After caddying at every opportunity for a solid month, I accrued enough money — 25 scoots — to head over to the Apex Department Store in Pawtucket, R.I., and buy a guitar — my dad gave me a ride. He probably figured it couldn’t hurt me pursuing this, seeing that our next-door neighbor, Peter, played guitar. He was also an excellent student — an Honor Roll guy. Subsequently, I hit the basement hard with my new rig, and practiced; however, something felt off kilter. I’m left handed and was playing the thing upside down and out of tune for about three weeks. One day another local kid who was bashing his guitar in the basement came over and squared me away on the quick. He showed me three chords and made me mimic him until I mastered them. Then, he told me to practice strumming the guitar with my right hand — for two hours —without a break. I did. The next day he taught me “Donna” by Richie Valens — three chords: G, C and D. I played for my neighbors that night. Game on!

In the 60s, they had these things called hootenannies. (This Scottish term referenced a small informal group of performers.) The tribe of folk-singing kids was expanding at a rapid pace — we felt part of something — and local schools and churches probably thought it was a good way to keep kids off the streets. It also gave an endgame to all the practice. Also, singing and playing at the same time was daunting stuff. All you needed to participate in one of these things was a guitar, and the willingness to make a complete fool of yourself if you weren’t any good. But if you succeeded people would applaud your effort, so the risk was worth the reward.

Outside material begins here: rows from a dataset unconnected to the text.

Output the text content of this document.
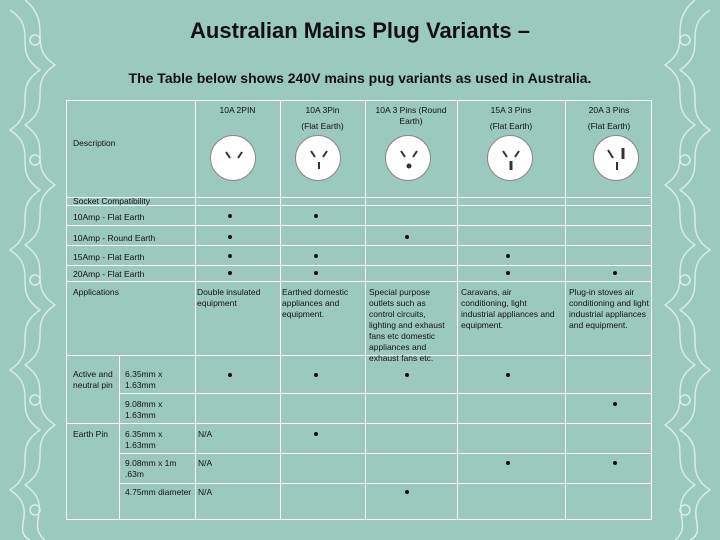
Australian Mains Plug Variants –
The Table below shows 240V mains pug variants as used in Australia.
10A 2PIN	10A 3Pin
(Flat Earth)
10A 3 Pins (Round
Earth)
15A 3 Pins
(Flat Earth)
20A 3 Pins
(Flat Earth)
Description
Socket Compatibility
10Amp - Flat Earth
10Amp - Round Earth
15Amp - Flat Earth
20Amp - Flat Earth
Applications	Double insulated equipment
Earthed domestic appliances and equipment.
Special purpose outlets such as control circuits, lighting and exhaust fans etc domestic appliances and exhaust fans etc.
Caravans, air conditioning, light industrial appliances and equipment.
Plug-in stoves air conditioning and light industrial appliances and equipment.
Active and neutral pin
6.35mm x 1.63mm
9.08mm x 1.63mm
Earth Pin 6.35mm x 1.63mm
9.08mm x 1m .63m
4.75mm diameter
N/A
N/A
N/A
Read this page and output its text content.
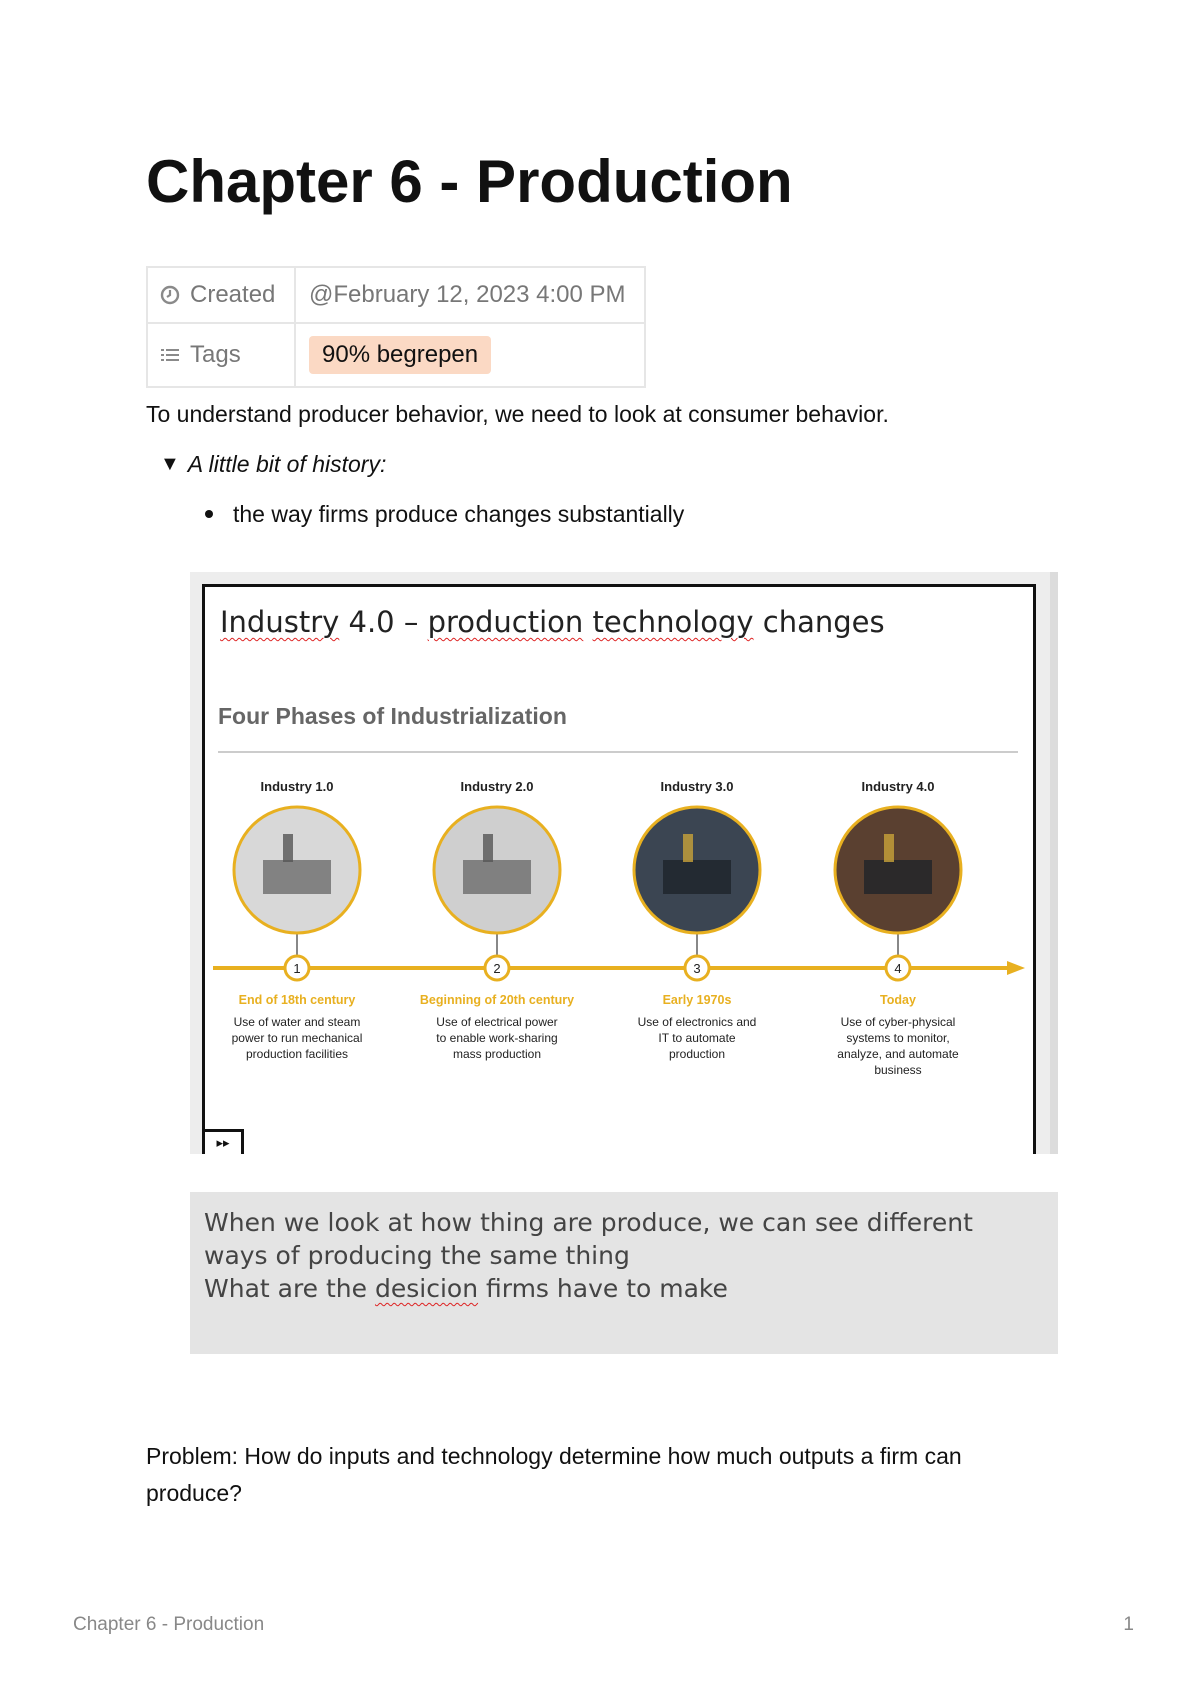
Chapter 6 - Production
Created	@February 12, 2023 4:00 PM

Tags	90% begrepen

To understand producer behavior, we need to look at consumer behavior.

▼ A little bit of history:
the way firms produce changes substantially
Industry 4.0 – production technology changes
Four Phases of Industrialization
Industry 1.0
1
End of 18th century
Use of water and steam power to run mechanical production facilities
Industry 2.0
2
Beginning of 20th century
Use of electrical power to enable work-sharing mass production
Industry 3.0
3
Early 1970s
Use of electronics and IT to automate production
Industry 4.0
4
Today
Use of cyber-physical systems to monitor, analyze, and automate business
▸▸

When we look at how thing are produce, we can see different ways of producing the same thing

What are the desicion firms have to make

Problem: How do inputs and technology determine how much outputs a firm can produce?

Chapter 6 - Production	1
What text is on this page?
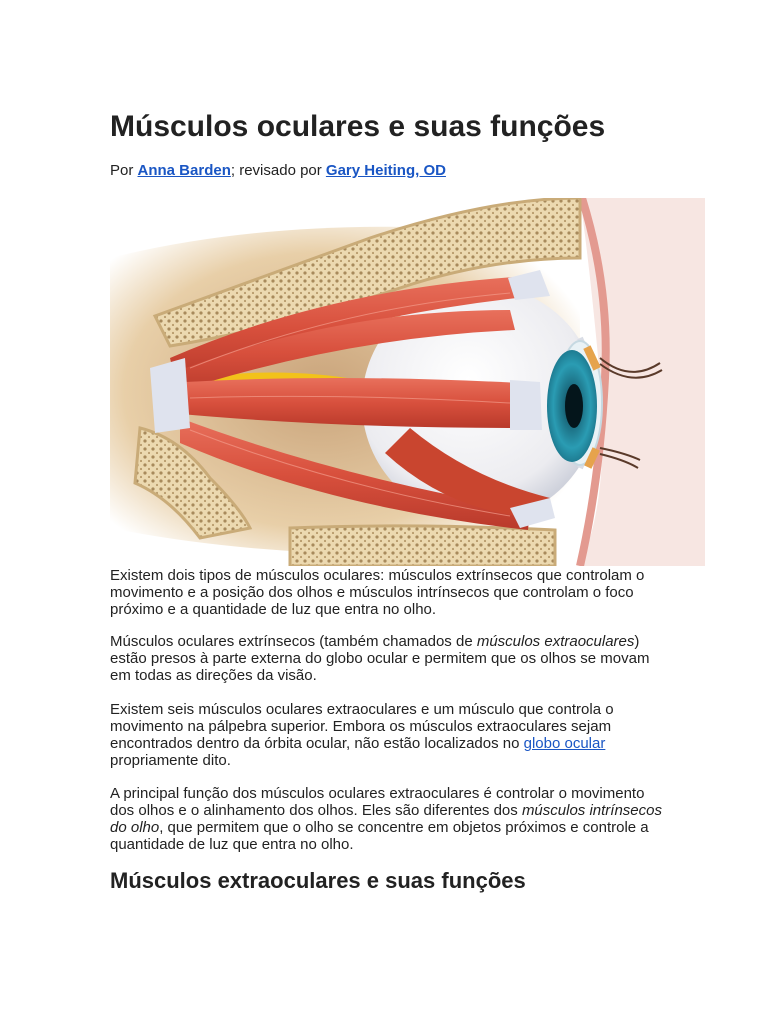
Músculos oculares e suas funções

Por Anna Barden; revisado por Gary Heiting, OD

Existem dois tipos de músculos oculares: músculos extrínsecos que controlam o movimento e a posição dos olhos e músculos intrínsecos que controlam o foco próximo e a quantidade de luz que entra no olho.

Músculos oculares extrínsecos (também chamados de músculos extraoculares) estão presos à parte externa do globo ocular e permitem que os olhos se movam em todas as direções da visão.

Existem seis músculos oculares extraoculares e um músculo que controla o movimento na pálpebra superior. Embora os músculos extraoculares sejam encontrados dentro da órbita ocular, não estão localizados no globo ocular propriamente dito.

A principal função dos músculos oculares extraoculares é controlar o movimento dos olhos e o alinhamento dos olhos. Eles são diferentes dos músculos intrínsecos do olho, que permitem que o olho se concentre em objetos próximos e controle a quantidade de luz que entra no olho.

Músculos extraoculares e suas funções
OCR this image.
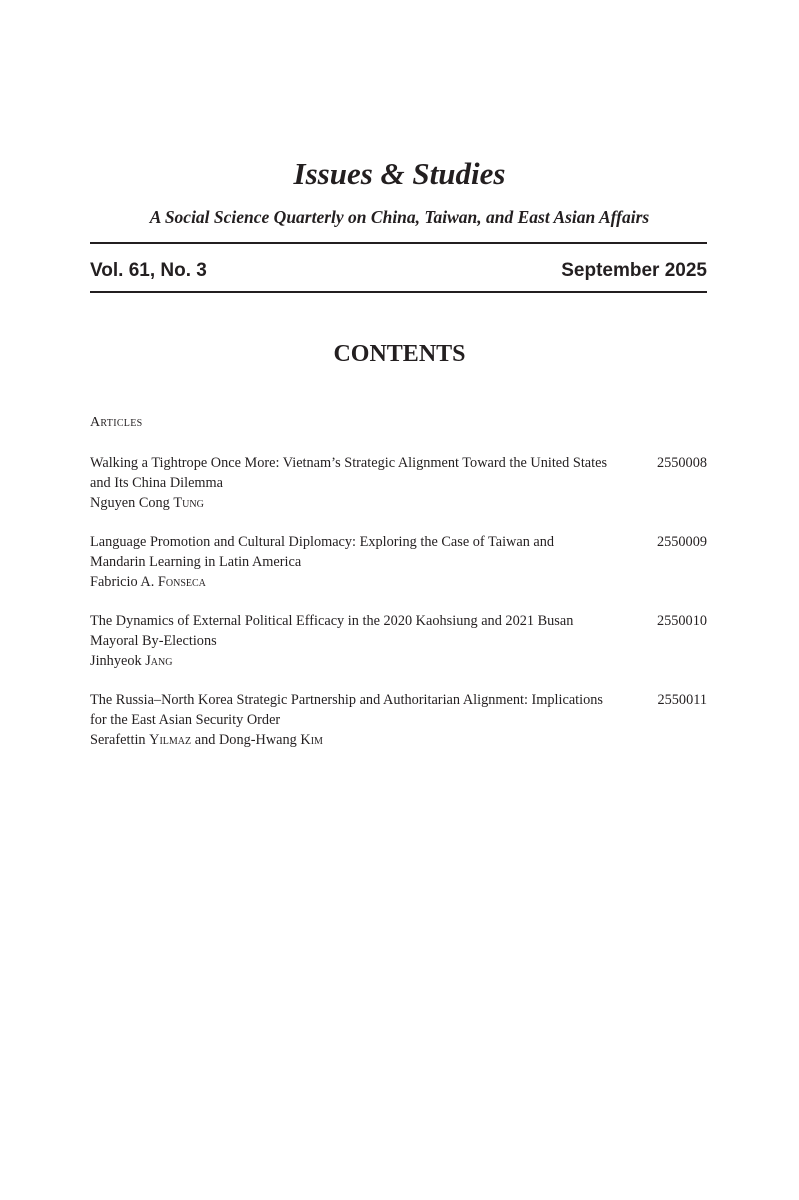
Issues & Studies
A Social Science Quarterly on China, Taiwan, and East Asian Affairs
Vol. 61, No. 3	September 2025
CONTENTS
Articles

Walking a Tightrope Once More: Vietnam’s Strategic Alignment Toward the United States and Its China Dilemma

2550008

Nguyen Cong Tung

Language Promotion and Cultural Diplomacy: Exploring the Case of Taiwan and Mandarin Learning in Latin America

2550009

Fabricio A. Fonseca

The Dynamics of External Political Efficacy in the 2020 Kaohsiung and 2021 Busan Mayoral By-Elections

2550010

Jinhyeok Jang

The Russia–North Korea Strategic Partnership and Authoritarian Alignment: Implications for the East Asian Security Order

2550011

Serafettin Yilmaz and Dong-Hwang Kim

There was a hootenanny scheduled at a local high school. All we had to do was sign up and then show up and play a couple of songs. I’d learned a few verses of “Mister Tambourine Man” by Bob Dylan, and all of the verses to “San Francisco Bay Blues,” by Jesse Fuller. I got to the gig early to scope out the scene and practice. Backstage, there were about five acts: duets, trios, and solo players. I wore the current de riguer for guys: blue denim shirt, jeans and sneakers. Everyone was new to this and there was a shaky vibe in the air. Suddenly, a guy comes barging into the room. We all looked at this guy and knew we were outgunned. This blustery character had quite a getup, and he was like a professional teenage folksinger. The guy had a brand new 12-string Gibson guitar, and a mandolin. He sported a deerstalker hat — the kind that Sherlock Holmes wore — and was wearing a tweed jacket. He also was smoking a dramatically designed pipe. Moreover, he had two girls with him helping him carry his gear — two girls! I thought to myself, “What the hell kind of guy actually dresses like this?” Needless to say, this guy stole the show and shut us down while we stumbled through our sets. Although this was a nerve-wracking experience, I continued playing for over 50 years.

I don’t play much these days. Sometimes Chief Vin Carlone stops by the car shack and he shows me a new lick he’s learned on his new Taylor guitar, and then I’ll play a few chords — the Chief has the chops. Recently, I was at a friend’s place on the Vineyard — she’s a guitar player and singer. I grabbed her guitar and played a song that I learned at the Newport Folk Festival in ’65. I sang all the lyrics and played all the guitar parts — it was just like riding a bike.